Unified analysis on Petrov-Galerkin method into Symm's integral of the first kind

TL;DR

This paper extends the convergence analysis of Petrov-Galerkin methods for Symm's integral equation from analytic to $C^3$ boundaries, and demonstrates divergence for less regular data, providing new insights into boundary regularity effects.

Contribution

It generalizes existing convergence results to less regular boundaries and analyzes divergence phenomena for low-regularity data in Petrov-Galerkin methods.

Findings

Maintains convergence analysis for $C^3$ boundaries.

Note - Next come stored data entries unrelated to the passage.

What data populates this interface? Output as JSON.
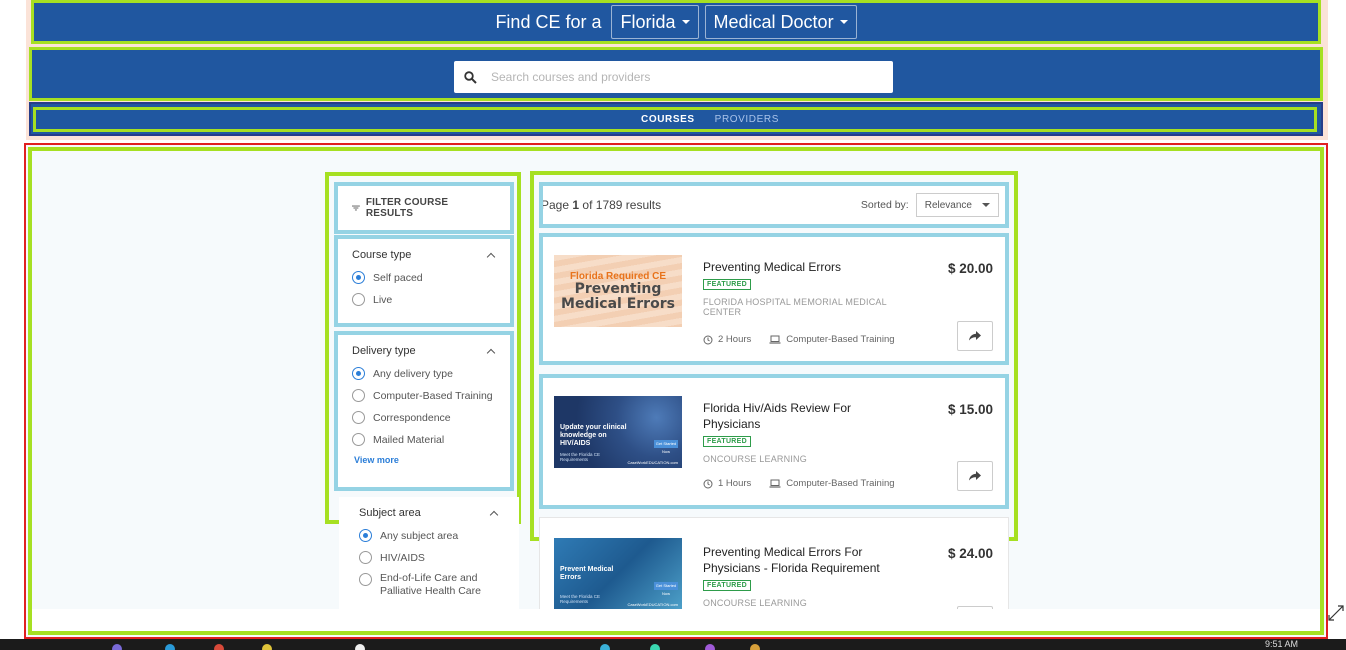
{
  "header": {
    "find_label": "Find CE for a",
    "state_select": "Florida",
    "profession_select": "Medical Doctor"
  },
  "search": {
    "placeholder": "Search courses and providers"
  },
  "tabs": [
    {
      "label": "COURSES",
      "active": true
    },
    {
      "label": "PROVIDERS",
      "active": false
    }
  ],
  "filters": {
    "title": "FILTER COURSE RESULTS",
    "course_type": {
      "title": "Course type",
      "options": [
        {
          "label": "Self paced",
          "checked": true
        },
        {
          "label": "Live",
          "checked": false
        }
      ]
    },
    "delivery_type": {
      "title": "Delivery type",
      "options": [
        {
          "label": "Any delivery type",
          "checked": true
        },
        {
          "label": "Computer-Based Training",
          "checked": false
        },
        {
          "label": "Correspondence",
          "checked": false
        },
        {
          "label": "Mailed Material",
          "checked": false
        }
      ],
      "view_more": "View more"
    },
    "subject_area": {
      "title": "Subject area",
      "options": [
        {
          "label": "Any subject area",
          "checked": true
        },
        {
          "label": "HIV/AIDS",
          "checked": false
        },
        {
          "label": "End-of-Life Care and Palliative Health Care",
          "checked": false
        }
      ]
    }
  },
  "results": {
    "page_prefix": "Page",
    "page": "1",
    "of_text": "of",
    "total": "1789 results",
    "sorted_by_label": "Sorted by:",
    "sort_value": "Relevance"
  },
  "courses": [
    {
      "title": "Preventing Medical Errors",
      "badge": "FEATURED",
      "provider": "FLORIDA HOSPITAL MEMORIAL MEDICAL CENTER",
      "hours": "2 Hours",
      "format": "Computer-Based Training",
      "price": "$ 20.00",
      "thumb_line1": "Florida Required CE",
      "thumb_line2": "Preventing",
      "thumb_line3": "Medical Errors"
    },
    {
      "title": "Florida Hiv/Aids Review For Physicians",
      "badge": "FEATURED",
      "provider": "ONCOURSE LEARNING",
      "hours": "1 Hours",
      "format": "Computer-Based Training",
      "price": "$ 15.00",
      "thumb_text": "Update your clinical knowledge on HIV/AIDS",
      "thumb_sub": "Meet the Florida CE Requirements",
      "thumb_btn": "Get Started Now",
      "thumb_foot": "CaseWorkEDUCATION.com"
    },
    {
      "title": "Preventing Medical Errors For Physicians - Florida Requirement",
      "badge": "FEATURED",
      "provider": "ONCOURSE LEARNING",
      "price": "$ 24.00",
      "thumb_text": "Prevent Medical Errors",
      "thumb_sub": "Meet the Florida CE Requirements",
      "thumb_btn": "Get Started Now",
      "thumb_foot": "CaseWorkEDUCATION.com"
    }
  ],
  "taskbar": {
    "clock": "9:51 AM"
  },
  "colors": {
    "header_blue": "#2057a0",
    "annotation_green": "#a6e022",
    "annotation_light_blue": "#95d3e4",
    "annotation_red": "#e02020",
    "featured_green": "#2e9c4a",
    "link_blue": "#2b7ed8"
  }
}
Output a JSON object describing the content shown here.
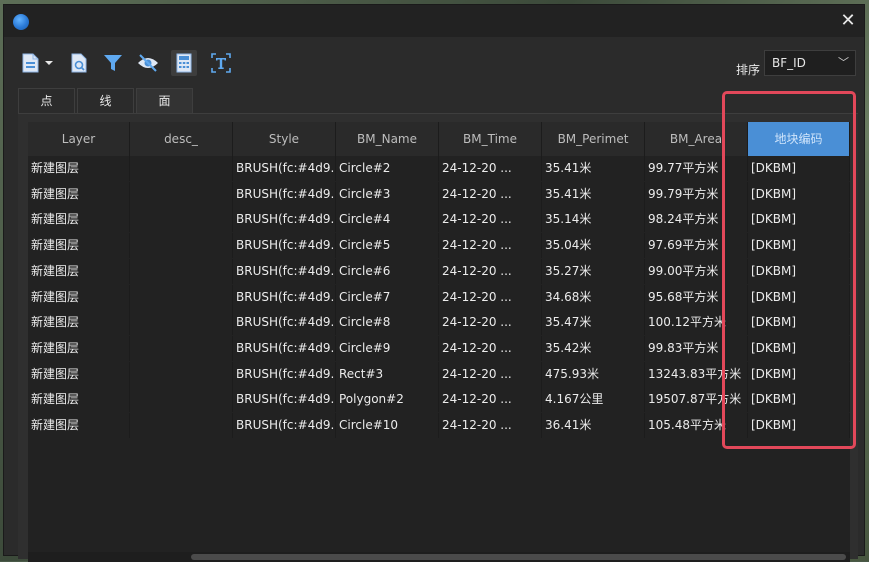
{
  "window": {
    "title": ""
  },
  "toolbar": {
    "tools": [
      {
        "icon": "document-dropdown-icon"
      },
      {
        "icon": "document-search-icon"
      },
      {
        "icon": "filter-icon"
      },
      {
        "icon": "visibility-off-icon"
      },
      {
        "icon": "calculator-icon"
      },
      {
        "icon": "text-field-icon"
      }
    ],
    "sort_label": "排序",
    "sort_value": "BF_ID"
  },
  "tabs": [
    {
      "label": "点",
      "active": false
    },
    {
      "label": "线",
      "active": false
    },
    {
      "label": "面",
      "active": true
    }
  ],
  "table": {
    "columns": [
      "Layer",
      "desc_",
      "Style",
      "BM_Name",
      "BM_Time",
      "BM_Perimet",
      "BM_Area",
      "地块编码"
    ],
    "selected_column": 7,
    "rows": [
      [
        "新建图层",
        "",
        "BRUSH(fc:#4d9...",
        "Circle#2",
        "24-12-20 ...",
        "35.41米",
        "99.77平方米",
        "[DKBM]"
      ],
      [
        "新建图层",
        "",
        "BRUSH(fc:#4d9...",
        "Circle#3",
        "24-12-20 ...",
        "35.41米",
        "99.79平方米",
        "[DKBM]"
      ],
      [
        "新建图层",
        "",
        "BRUSH(fc:#4d9...",
        "Circle#4",
        "24-12-20 ...",
        "35.14米",
        "98.24平方米",
        "[DKBM]"
      ],
      [
        "新建图层",
        "",
        "BRUSH(fc:#4d9...",
        "Circle#5",
        "24-12-20 ...",
        "35.04米",
        "97.69平方米",
        "[DKBM]"
      ],
      [
        "新建图层",
        "",
        "BRUSH(fc:#4d9...",
        "Circle#6",
        "24-12-20 ...",
        "35.27米",
        "99.00平方米",
        "[DKBM]"
      ],
      [
        "新建图层",
        "",
        "BRUSH(fc:#4d9...",
        "Circle#7",
        "24-12-20 ...",
        "34.68米",
        "95.68平方米",
        "[DKBM]"
      ],
      [
        "新建图层",
        "",
        "BRUSH(fc:#4d9...",
        "Circle#8",
        "24-12-20 ...",
        "35.47米",
        "100.12平方米",
        "[DKBM]"
      ],
      [
        "新建图层",
        "",
        "BRUSH(fc:#4d9...",
        "Circle#9",
        "24-12-20 ...",
        "35.42米",
        "99.83平方米",
        "[DKBM]"
      ],
      [
        "新建图层",
        "",
        "BRUSH(fc:#4d9...",
        "Rect#3",
        "24-12-20 ...",
        "475.93米",
        "13243.83平方米",
        "[DKBM]"
      ],
      [
        "新建图层",
        "",
        "BRUSH(fc:#4d9...",
        "Polygon#2",
        "24-12-20 ...",
        "4.167公里",
        "19507.87平方米",
        "[DKBM]"
      ],
      [
        "新建图层",
        "",
        "BRUSH(fc:#4d9...",
        "Circle#10",
        "24-12-20 ...",
        "36.41米",
        "105.48平方米",
        "[DKBM]"
      ]
    ]
  },
  "colors": {
    "accent": "#4a8fd6",
    "highlight_border": "#e2485a",
    "window_bg": "#2b2b2b"
  }
}
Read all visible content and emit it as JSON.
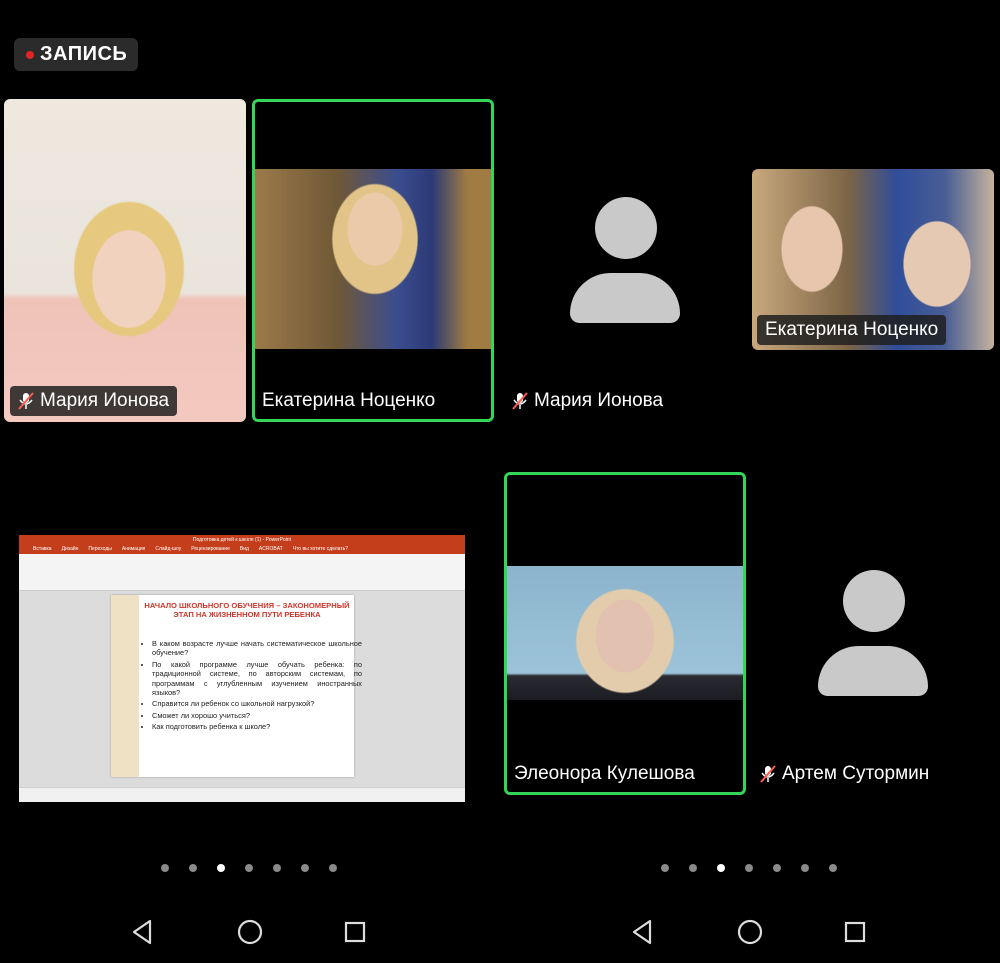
{
  "recording": {
    "label": "ЗАПИСЬ",
    "dot_color": "#e02525"
  },
  "left_page": {
    "tiles": [
      {
        "name": "Мария Ионова",
        "muted": true
      },
      {
        "name": "Екатерина Ноценко",
        "muted": false,
        "active": true
      }
    ]
  },
  "right_page": {
    "tiles": [
      {
        "name": "Мария Ионова",
        "muted": true
      },
      {
        "name": "Екатерина Ноценко",
        "muted": false
      }
    ]
  },
  "bottom_left": {
    "shared_screen": {
      "app_title": "Подготовка детей к школе (1) - PowerPoint",
      "menu": [
        "Вставка",
        "Дизайн",
        "Переходы",
        "Анимация",
        "Слайд-шоу",
        "Рецензирование",
        "Вид",
        "ACROBAT",
        "Что вы хотите сделать?"
      ],
      "slide_title": "НАЧАЛО ШКОЛЬНОГО ОБУЧЕНИЯ – ЗАКОНОМЕРНЫЙ ЭТАП НА ЖИЗНЕННОМ ПУТИ РЕБЕНКА",
      "bullets": [
        "В каком возрасте лучше начать систематическое школьное обучение?",
        "По какой программе лучше обучать ребенка: по традиционной системе, по авторским системам, по программам с углубленным изучением иностранных языков?",
        "Справится ли ребенок со школьной нагрузкой?",
        "Сможет ли хорошо учиться?",
        "Как подготовить ребенка к школе?"
      ]
    }
  },
  "bottom_right": {
    "tiles": [
      {
        "name": "Элеонора Кулешова",
        "muted": false,
        "active": true
      },
      {
        "name": "Артем Сутормин",
        "muted": true
      }
    ]
  },
  "pager": {
    "count": 7,
    "active_index": 2
  },
  "android_nav": [
    "back-button",
    "home-button",
    "recents-button"
  ],
  "colors": {
    "active_border": "#35d45a",
    "avatar": "#c9c9c9",
    "muted_icon": "#ff5a4e"
  }
}
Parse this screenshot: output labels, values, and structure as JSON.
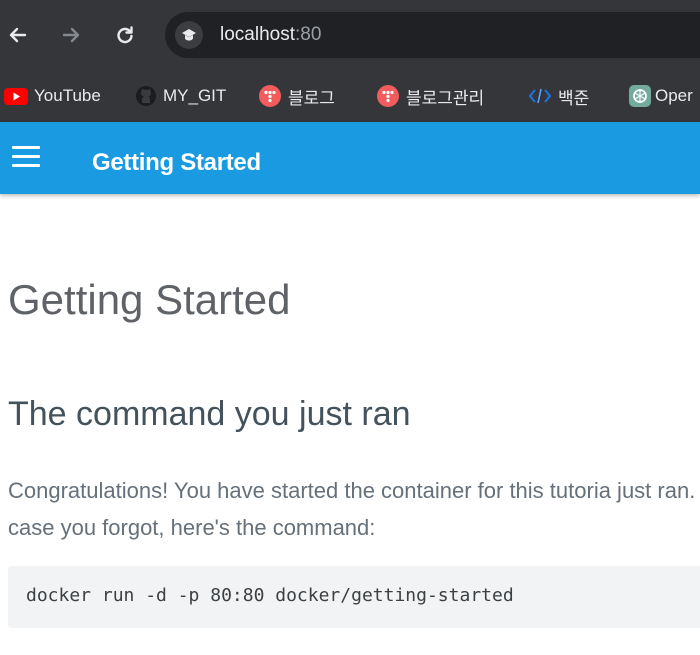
{
  "browser": {
    "url_host": "localhost",
    "url_port": ":80",
    "bookmarks": [
      {
        "label": "YouTube",
        "icon": "youtube-icon"
      },
      {
        "label": "MY_GIT",
        "icon": "github-icon"
      },
      {
        "label": "블로그",
        "icon": "tistory-icon"
      },
      {
        "label": "블로그관리",
        "icon": "tistory-icon"
      },
      {
        "label": "백준",
        "icon": "code-icon"
      },
      {
        "label": "Oper",
        "icon": "openai-icon"
      }
    ]
  },
  "app_bar": {
    "title": "Getting Started",
    "color": "#1a9ae0"
  },
  "content": {
    "page_title": "Getting Started",
    "section_heading": "The command you just ran",
    "paragraph": "Congratulations! You have started the container for this tutoria just ran. In case you forgot, here's the command:",
    "code": "docker run -d -p 80:80 docker/getting-started"
  }
}
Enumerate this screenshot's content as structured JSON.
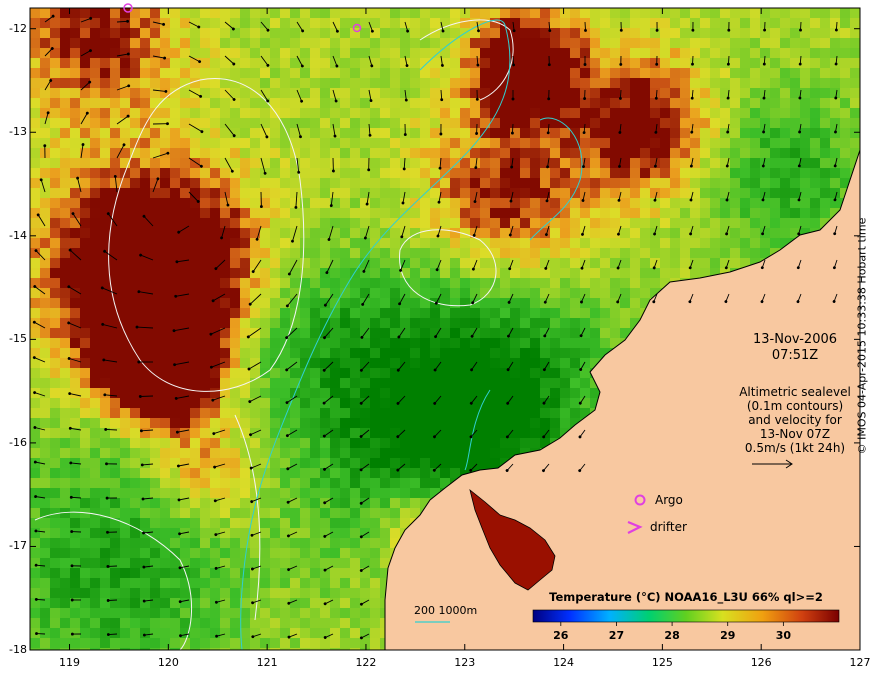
{
  "map": {
    "lon_range": [
      118.6,
      127
    ],
    "lat_range": [
      -18,
      -11.8
    ],
    "lon_ticks": [
      "119",
      "120",
      "121",
      "122",
      "123",
      "124",
      "125",
      "126",
      "127"
    ],
    "lat_ticks": [
      "-12",
      "-13",
      "-14",
      "-15",
      "-16",
      "-17",
      "-18"
    ],
    "land_color": "#f8c8a0"
  },
  "annotations": {
    "date": "13-Nov-2006",
    "time": "07:51Z",
    "desc_lines": [
      "Altimetric sealevel",
      "(0.1m contours)",
      "and velocity for",
      "13-Nov 07Z",
      "0.5m/s (1kt 24h)"
    ]
  },
  "legend": {
    "argo_label": "Argo",
    "drifter_label": "drifter",
    "depth_label": "200  1000m",
    "argo_color": "#e040e0",
    "depth_line_color": "#30d0d0"
  },
  "colorbar": {
    "title": "Temperature (°C) NOAA16_L3U 66% ql>=2",
    "min": 25.5,
    "max": 31.0,
    "ticks": [
      "26",
      "27",
      "28",
      "29",
      "30"
    ]
  },
  "credit": "© IMOS 04-Apr-2015 10:33:38 Hobart time"
}
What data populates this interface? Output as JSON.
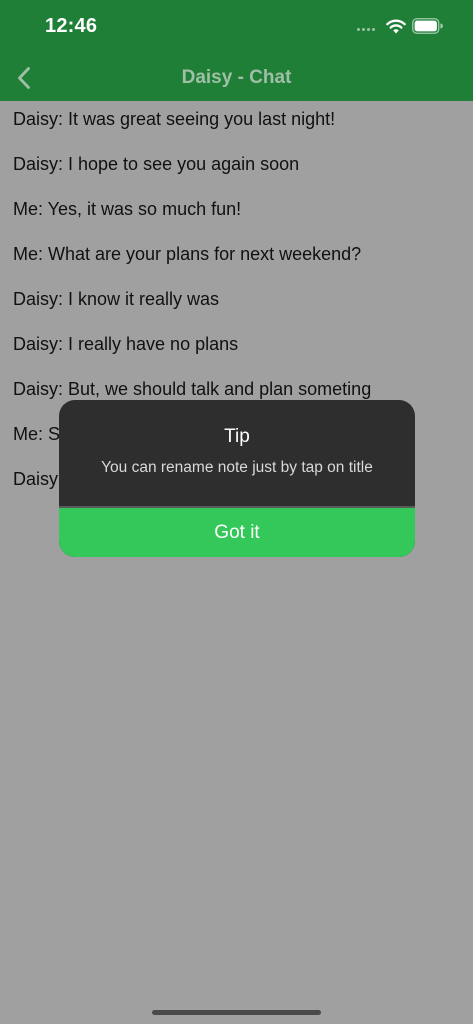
{
  "status_bar": {
    "time": "12:46"
  },
  "nav": {
    "title": "Daisy - Chat",
    "back_icon": "chevron-left-icon"
  },
  "messages": [
    "Daisy: It was great seeing you last night!",
    "Daisy: I hope to see you again soon",
    "Me: Yes, it was so much fun!",
    "Me: What are your plans for next weekend?",
    "Daisy: I know it really was",
    "Daisy: I really have no plans",
    "Daisy: But, we should talk and plan someting",
    "Me: S",
    "Daisy"
  ],
  "tip": {
    "title": "Tip",
    "message": "You can rename note just by tap on title",
    "button_label": "Got it"
  },
  "colors": {
    "header_green": "#1f7f37",
    "accent_green": "#34c759",
    "dialog_bg": "#2e2e2e",
    "overlay_gray": "#a0a0a0"
  }
}
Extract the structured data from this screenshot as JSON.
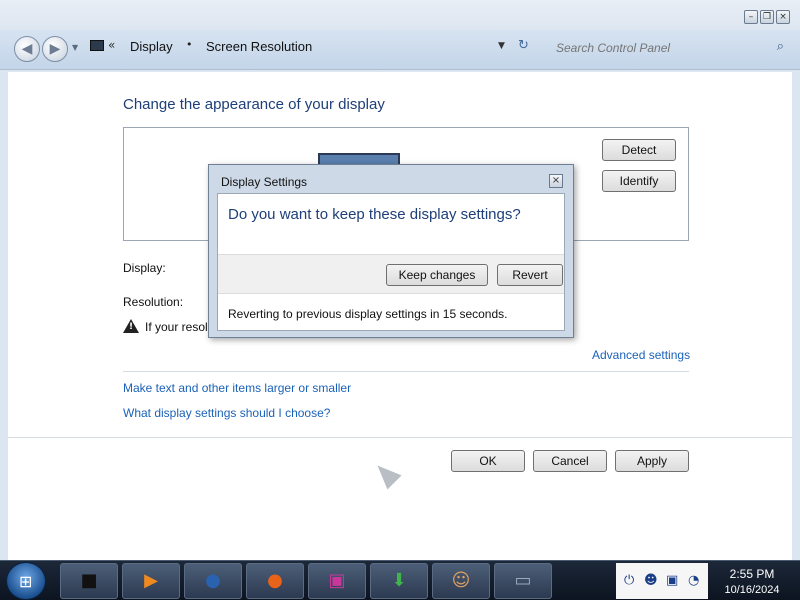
{
  "window": {
    "controls": [
      "minimize",
      "restore",
      "close"
    ]
  },
  "navbar": {
    "breadcrumb_sep": "«",
    "crumbs": [
      "Display",
      "Screen Resolution"
    ],
    "crumb_arrow": "•",
    "search_placeholder": "Search Control Panel",
    "icons": [
      "back-icon",
      "forward-icon",
      "control-panel-icon",
      "refresh-icon",
      "search-icon"
    ]
  },
  "main": {
    "title": "Change the appearance of your display",
    "detect_label": "Detect",
    "identify_label": "Identify",
    "display_label": "Display:",
    "resolution_label": "Resolution:",
    "warning_text": "If your resol",
    "advanced_link": "Advanced settings",
    "link_text_size": "Make text and other items larger or smaller",
    "link_what_settings": "What display settings should I choose?",
    "ok_label": "OK",
    "cancel_label": "Cancel",
    "apply_label": "Apply"
  },
  "dialog": {
    "title": "Display Settings",
    "question": "Do you want to keep these display settings?",
    "keep_label": "Keep changes",
    "revert_label": "Revert",
    "footer": "Reverting to previous display settings in 15 seconds."
  },
  "taskbar": {
    "apps": [
      "terminal-icon",
      "media-player-icon",
      "network-globe-icon",
      "firefox-icon",
      "image-viewer-icon",
      "download-icon",
      "user-icon",
      "monitor-icon"
    ],
    "tray_icons": [
      "usb-icon",
      "people-icon",
      "screen-icon",
      "wifi-icon"
    ],
    "time": "2:55 PM",
    "date": "10/16/2024"
  },
  "colors": {
    "heading": "#1e3f78",
    "link": "#1a62b8",
    "navbar": "#c4d5e9",
    "taskbar": "#0c1420"
  }
}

Shows divergence for $g otin H^r$ with $r<1$.

Confirms divergence rate and effect through an example.

Abstract

On bounded and simply connected planar analytic domain $ \Omega $, by $ 2\pi $ periodic parametric representation of boundary curve $ \partial \Omega $, Symm's integral equation of the first kind takes form $ K \Psi = g $, where $ K $ is seen as an operator mapping from $ L^2(0,2\pi) $ to itself. The classical result show complete convergence and error analysis in $ L^2 $ setting for least squares, dual least squares, Bubnov-Galerkin methods with Fourier basis when $ g \in H^r(0,2\pi), \ r \geq 1 $. In this paper, weakening the boundary $ \partial \Omega $ from analytic to $ C^3 $ class, we maintain the convergence and error analysis from analytic case. Besides, it is proven that, when $ g \in H^r(0,2\pi), \ 0 \leq r < 1 $, the least squares, dual least squares, Bubnov-Galerkin methods with Fourier basis will uniformly diverge to infinity at first order. The divergence effect and optimality of first order rate are confirmed in an example.